Aaron Dell had an excellent first game. Despite allowing four goals, it’s tough to truly fault him for any of the goals - they were all either defensive breakdowns or he was completely screened.
The Gusev - Zajac - Maltsev was our best line in even strength. The trio were able to hold the ship down when needed, as they recorded the best CF%’s amongst Devils forwards not named Pavel Zacha, as they all were at least 50%.
Jack Hughes is still trending towards future stardom. His skills are legit and the extra muscle he put on has helped him tremendously this season. He’s an exciting player for the Devils looking forward.

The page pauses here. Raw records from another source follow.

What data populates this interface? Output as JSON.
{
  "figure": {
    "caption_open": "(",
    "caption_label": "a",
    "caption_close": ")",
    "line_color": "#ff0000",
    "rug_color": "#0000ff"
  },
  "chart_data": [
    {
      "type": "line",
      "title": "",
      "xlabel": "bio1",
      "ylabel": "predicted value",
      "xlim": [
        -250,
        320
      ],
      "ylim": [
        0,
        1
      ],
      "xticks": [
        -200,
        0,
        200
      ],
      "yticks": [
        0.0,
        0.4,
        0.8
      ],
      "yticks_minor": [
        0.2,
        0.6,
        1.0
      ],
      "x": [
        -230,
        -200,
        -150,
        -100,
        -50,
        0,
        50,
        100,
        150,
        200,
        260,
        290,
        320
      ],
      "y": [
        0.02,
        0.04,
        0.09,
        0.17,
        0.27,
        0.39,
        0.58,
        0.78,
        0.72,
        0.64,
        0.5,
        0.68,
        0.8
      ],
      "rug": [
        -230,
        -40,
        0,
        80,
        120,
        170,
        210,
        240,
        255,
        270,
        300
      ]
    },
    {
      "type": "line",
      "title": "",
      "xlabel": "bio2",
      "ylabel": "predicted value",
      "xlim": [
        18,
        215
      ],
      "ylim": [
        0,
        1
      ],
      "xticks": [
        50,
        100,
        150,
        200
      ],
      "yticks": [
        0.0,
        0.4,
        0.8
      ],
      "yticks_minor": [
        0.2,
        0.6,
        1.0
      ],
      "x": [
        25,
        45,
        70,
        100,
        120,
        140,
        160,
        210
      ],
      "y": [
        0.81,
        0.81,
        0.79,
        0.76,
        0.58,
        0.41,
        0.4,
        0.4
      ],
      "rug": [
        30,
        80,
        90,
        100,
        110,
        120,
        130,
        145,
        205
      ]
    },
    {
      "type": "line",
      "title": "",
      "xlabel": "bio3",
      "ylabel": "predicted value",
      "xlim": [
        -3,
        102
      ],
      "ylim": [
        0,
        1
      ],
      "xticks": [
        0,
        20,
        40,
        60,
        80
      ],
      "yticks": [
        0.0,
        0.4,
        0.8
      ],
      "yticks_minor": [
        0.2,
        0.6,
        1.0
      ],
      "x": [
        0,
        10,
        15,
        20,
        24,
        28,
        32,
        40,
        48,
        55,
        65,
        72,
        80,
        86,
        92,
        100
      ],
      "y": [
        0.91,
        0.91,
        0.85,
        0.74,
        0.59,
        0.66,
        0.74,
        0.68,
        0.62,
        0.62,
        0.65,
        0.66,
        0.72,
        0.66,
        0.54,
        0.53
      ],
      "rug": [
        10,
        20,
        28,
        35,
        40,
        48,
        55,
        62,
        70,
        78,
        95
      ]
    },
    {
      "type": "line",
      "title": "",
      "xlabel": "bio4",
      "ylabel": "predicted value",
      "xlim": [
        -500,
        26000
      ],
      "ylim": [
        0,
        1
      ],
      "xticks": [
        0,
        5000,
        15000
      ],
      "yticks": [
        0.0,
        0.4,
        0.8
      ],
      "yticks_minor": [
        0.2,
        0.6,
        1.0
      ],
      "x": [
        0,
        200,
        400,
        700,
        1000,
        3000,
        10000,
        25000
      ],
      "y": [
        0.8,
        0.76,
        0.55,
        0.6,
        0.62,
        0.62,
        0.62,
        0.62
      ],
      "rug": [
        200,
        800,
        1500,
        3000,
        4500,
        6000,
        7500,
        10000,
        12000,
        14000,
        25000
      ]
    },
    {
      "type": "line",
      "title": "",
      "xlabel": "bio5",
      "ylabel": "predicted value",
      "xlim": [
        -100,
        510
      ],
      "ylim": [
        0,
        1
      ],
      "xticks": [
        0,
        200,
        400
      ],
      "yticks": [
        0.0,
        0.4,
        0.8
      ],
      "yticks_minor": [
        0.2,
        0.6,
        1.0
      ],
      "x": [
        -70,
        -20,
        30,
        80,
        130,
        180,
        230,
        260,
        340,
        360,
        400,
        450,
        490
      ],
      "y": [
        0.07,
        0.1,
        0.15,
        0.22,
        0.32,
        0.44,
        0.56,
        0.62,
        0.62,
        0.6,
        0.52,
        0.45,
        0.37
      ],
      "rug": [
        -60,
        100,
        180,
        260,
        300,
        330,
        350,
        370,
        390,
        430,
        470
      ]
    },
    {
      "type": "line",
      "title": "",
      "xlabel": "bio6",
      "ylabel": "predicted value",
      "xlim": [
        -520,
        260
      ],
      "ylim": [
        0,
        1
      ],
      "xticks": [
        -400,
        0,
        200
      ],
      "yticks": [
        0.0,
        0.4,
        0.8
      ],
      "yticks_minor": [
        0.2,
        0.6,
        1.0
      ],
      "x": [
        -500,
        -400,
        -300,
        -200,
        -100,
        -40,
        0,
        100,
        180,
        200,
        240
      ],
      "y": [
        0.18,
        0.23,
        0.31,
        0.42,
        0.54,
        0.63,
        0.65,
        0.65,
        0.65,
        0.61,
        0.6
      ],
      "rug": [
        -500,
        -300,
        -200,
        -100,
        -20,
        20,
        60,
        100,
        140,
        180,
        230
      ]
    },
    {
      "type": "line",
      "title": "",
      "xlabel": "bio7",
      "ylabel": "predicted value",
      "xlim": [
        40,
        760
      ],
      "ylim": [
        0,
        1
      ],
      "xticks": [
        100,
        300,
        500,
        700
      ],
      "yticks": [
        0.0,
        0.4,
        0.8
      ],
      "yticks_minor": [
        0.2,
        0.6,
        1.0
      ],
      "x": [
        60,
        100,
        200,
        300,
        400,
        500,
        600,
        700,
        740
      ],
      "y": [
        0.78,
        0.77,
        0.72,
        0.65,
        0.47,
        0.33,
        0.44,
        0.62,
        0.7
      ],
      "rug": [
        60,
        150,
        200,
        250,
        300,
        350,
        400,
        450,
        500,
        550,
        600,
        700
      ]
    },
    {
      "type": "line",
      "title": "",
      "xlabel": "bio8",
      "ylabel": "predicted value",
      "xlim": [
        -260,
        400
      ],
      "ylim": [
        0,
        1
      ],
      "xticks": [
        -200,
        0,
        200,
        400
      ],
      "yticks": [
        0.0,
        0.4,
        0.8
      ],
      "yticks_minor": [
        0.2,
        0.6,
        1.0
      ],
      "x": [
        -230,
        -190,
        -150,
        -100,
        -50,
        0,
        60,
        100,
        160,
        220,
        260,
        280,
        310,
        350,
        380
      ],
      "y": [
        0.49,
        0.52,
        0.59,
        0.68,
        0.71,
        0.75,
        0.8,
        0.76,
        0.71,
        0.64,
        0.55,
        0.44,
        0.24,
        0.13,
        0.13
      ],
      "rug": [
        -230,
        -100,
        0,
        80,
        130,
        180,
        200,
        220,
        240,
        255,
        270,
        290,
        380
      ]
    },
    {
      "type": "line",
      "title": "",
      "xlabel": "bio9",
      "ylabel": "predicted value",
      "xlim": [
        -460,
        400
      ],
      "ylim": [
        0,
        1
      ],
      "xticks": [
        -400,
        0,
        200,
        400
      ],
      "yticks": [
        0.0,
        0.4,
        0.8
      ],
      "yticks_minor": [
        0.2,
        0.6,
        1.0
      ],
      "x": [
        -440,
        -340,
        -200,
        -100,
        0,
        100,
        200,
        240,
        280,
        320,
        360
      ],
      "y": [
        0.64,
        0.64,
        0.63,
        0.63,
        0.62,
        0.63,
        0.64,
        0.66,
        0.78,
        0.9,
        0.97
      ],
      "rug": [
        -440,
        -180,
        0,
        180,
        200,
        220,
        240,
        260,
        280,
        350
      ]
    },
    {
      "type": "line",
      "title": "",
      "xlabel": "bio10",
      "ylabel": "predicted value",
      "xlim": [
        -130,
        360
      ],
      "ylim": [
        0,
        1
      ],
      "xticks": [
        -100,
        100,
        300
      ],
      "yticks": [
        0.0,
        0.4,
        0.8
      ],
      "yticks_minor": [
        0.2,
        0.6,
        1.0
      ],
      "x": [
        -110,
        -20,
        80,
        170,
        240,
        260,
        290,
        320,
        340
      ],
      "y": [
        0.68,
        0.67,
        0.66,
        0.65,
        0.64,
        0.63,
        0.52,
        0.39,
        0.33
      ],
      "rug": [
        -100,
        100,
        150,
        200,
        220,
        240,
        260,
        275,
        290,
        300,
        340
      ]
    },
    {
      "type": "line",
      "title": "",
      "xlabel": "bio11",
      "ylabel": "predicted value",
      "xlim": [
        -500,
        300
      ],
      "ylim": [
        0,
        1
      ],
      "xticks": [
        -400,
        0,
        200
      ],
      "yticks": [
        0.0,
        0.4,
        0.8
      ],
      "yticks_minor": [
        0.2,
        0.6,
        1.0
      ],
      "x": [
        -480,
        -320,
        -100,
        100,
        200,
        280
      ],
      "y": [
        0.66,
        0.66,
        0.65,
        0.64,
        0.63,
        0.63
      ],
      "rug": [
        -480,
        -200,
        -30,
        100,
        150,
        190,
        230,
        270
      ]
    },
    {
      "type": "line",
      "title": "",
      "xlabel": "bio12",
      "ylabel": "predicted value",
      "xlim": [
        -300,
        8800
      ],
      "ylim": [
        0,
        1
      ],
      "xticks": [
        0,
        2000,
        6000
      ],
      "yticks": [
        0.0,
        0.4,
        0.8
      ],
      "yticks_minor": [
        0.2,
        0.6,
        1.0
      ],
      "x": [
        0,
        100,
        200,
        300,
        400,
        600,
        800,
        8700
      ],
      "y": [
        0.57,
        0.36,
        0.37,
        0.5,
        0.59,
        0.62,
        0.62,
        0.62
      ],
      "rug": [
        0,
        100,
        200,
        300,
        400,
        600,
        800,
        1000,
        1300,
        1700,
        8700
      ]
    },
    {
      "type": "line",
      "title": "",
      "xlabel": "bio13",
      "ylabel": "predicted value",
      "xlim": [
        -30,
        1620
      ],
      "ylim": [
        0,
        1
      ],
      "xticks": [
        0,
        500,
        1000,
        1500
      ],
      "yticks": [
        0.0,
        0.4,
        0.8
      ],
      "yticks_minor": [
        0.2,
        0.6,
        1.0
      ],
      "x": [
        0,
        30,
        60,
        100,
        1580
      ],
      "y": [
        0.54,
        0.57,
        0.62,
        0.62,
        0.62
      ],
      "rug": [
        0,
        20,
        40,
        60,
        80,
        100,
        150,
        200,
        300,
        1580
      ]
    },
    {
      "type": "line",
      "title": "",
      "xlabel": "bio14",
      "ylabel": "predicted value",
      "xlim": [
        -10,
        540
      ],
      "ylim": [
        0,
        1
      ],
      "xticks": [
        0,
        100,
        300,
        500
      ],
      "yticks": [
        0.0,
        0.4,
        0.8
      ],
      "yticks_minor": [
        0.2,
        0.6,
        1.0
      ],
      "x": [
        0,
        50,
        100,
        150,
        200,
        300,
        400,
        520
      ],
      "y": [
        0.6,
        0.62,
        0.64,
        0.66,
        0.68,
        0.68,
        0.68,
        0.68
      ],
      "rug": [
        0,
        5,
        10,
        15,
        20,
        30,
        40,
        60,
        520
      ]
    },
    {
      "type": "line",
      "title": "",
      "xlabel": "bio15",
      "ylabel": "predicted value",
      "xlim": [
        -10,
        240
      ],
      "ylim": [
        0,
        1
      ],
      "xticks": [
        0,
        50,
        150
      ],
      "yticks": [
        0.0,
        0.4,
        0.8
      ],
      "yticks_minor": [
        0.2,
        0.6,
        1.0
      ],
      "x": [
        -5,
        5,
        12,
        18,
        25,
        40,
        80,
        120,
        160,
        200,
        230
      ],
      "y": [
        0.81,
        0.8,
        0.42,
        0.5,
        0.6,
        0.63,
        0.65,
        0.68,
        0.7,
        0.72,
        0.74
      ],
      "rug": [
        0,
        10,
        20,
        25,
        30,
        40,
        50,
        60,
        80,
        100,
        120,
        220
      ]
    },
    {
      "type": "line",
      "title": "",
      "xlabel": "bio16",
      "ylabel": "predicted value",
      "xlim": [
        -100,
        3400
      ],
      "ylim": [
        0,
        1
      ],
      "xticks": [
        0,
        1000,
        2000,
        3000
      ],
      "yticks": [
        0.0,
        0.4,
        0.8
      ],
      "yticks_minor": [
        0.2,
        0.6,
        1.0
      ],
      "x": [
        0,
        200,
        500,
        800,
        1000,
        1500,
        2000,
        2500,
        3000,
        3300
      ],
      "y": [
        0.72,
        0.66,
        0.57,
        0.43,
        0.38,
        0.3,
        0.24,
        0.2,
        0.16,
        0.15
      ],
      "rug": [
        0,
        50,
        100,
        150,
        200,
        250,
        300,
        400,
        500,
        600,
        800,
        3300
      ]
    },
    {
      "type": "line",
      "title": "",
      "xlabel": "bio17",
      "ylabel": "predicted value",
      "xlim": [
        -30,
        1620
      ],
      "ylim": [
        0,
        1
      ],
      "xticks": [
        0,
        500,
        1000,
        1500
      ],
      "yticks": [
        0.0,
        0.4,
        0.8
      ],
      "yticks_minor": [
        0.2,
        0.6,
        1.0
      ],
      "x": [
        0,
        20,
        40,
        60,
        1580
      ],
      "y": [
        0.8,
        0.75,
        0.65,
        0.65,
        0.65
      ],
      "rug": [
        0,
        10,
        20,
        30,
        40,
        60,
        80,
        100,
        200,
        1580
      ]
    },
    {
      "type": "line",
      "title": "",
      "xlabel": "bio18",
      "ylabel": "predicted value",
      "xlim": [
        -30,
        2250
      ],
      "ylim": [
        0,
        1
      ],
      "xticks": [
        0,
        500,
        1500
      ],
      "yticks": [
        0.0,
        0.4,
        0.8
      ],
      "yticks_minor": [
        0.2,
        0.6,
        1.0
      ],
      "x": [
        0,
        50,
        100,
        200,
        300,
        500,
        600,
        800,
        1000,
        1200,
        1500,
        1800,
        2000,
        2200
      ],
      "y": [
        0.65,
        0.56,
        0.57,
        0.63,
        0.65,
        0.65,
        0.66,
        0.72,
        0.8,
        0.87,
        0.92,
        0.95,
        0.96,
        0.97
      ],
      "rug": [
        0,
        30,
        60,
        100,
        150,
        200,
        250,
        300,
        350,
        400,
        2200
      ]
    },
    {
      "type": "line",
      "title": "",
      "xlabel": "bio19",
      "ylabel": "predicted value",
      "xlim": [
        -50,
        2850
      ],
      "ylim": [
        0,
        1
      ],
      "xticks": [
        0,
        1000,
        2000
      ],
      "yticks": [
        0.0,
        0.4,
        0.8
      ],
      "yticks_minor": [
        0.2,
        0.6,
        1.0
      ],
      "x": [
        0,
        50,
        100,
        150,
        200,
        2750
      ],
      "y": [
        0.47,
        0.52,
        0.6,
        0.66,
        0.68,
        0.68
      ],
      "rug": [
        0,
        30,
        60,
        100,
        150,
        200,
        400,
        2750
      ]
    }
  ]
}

Lastly, I did think the power play looked better today. There’s still some hesitancy to shoot and poor passing when trying to get it to the slot, but the results are starting to show as the players are getting more confident.
Obviously, the penalty kill is a massive problem that needs fixing immediately. As mentioned in my blurb in the beginning, we entered the game killing only 63.2 percent of penalties. We ended the day even worse, at 59.5%. For reference, the average penalty kill for any NHL team not named the Devils is around 80%.
What is the cause of this problem? Likely a couple of factors, but one definite problem is the Devils inability to win faceoffs in crucial moments. Whenever the Capitals had a power play, it was almost expected that they would win the puck back to their blueline, thus setting up the play they were looking for. Then, even if Dell were to save a shot and ice the puck, the Capitals would proceed to just win the puck again and start yet another cycle. Furthermore, the inability to recognize which passing lanes to clog, as well as what seems to be reluctance to engage with Capital players looking for easy tips, has definitively hurt the Devils consistently throughout the season. Nasreddine needs to make changes.
While not necessarily bad, this was likely the most invisible the Wood-McLeod-Bastian line has and will look all season. Tom Wilson, Zdeno Chara and other physical Capital players used their physicality to match the trio whenever possible, which negated the trio’s presence more than other teams would likely to be able to. Look for this to be more of a one-off game.
Lastly, Kuznetsov, Sheary and Vrana had their way with the Devils whenever they wanted to. While they weren’t the goal scorers, they were the ones pinning the Devils in their zone and tiring defenders. All three ended with CF%s over 75% and outworked the Devils across the boards.
While I’m pessimistic about the penalty kill and have some fear that teams are beginning to solve the Devils offense, it’s impossible to ignore that on five-on-five the Devils held their own against an excellent Capitals squad. Changes do need to be made, but the Devils now have two games to figure out a plan against less talented Sabres squad on Tuesday.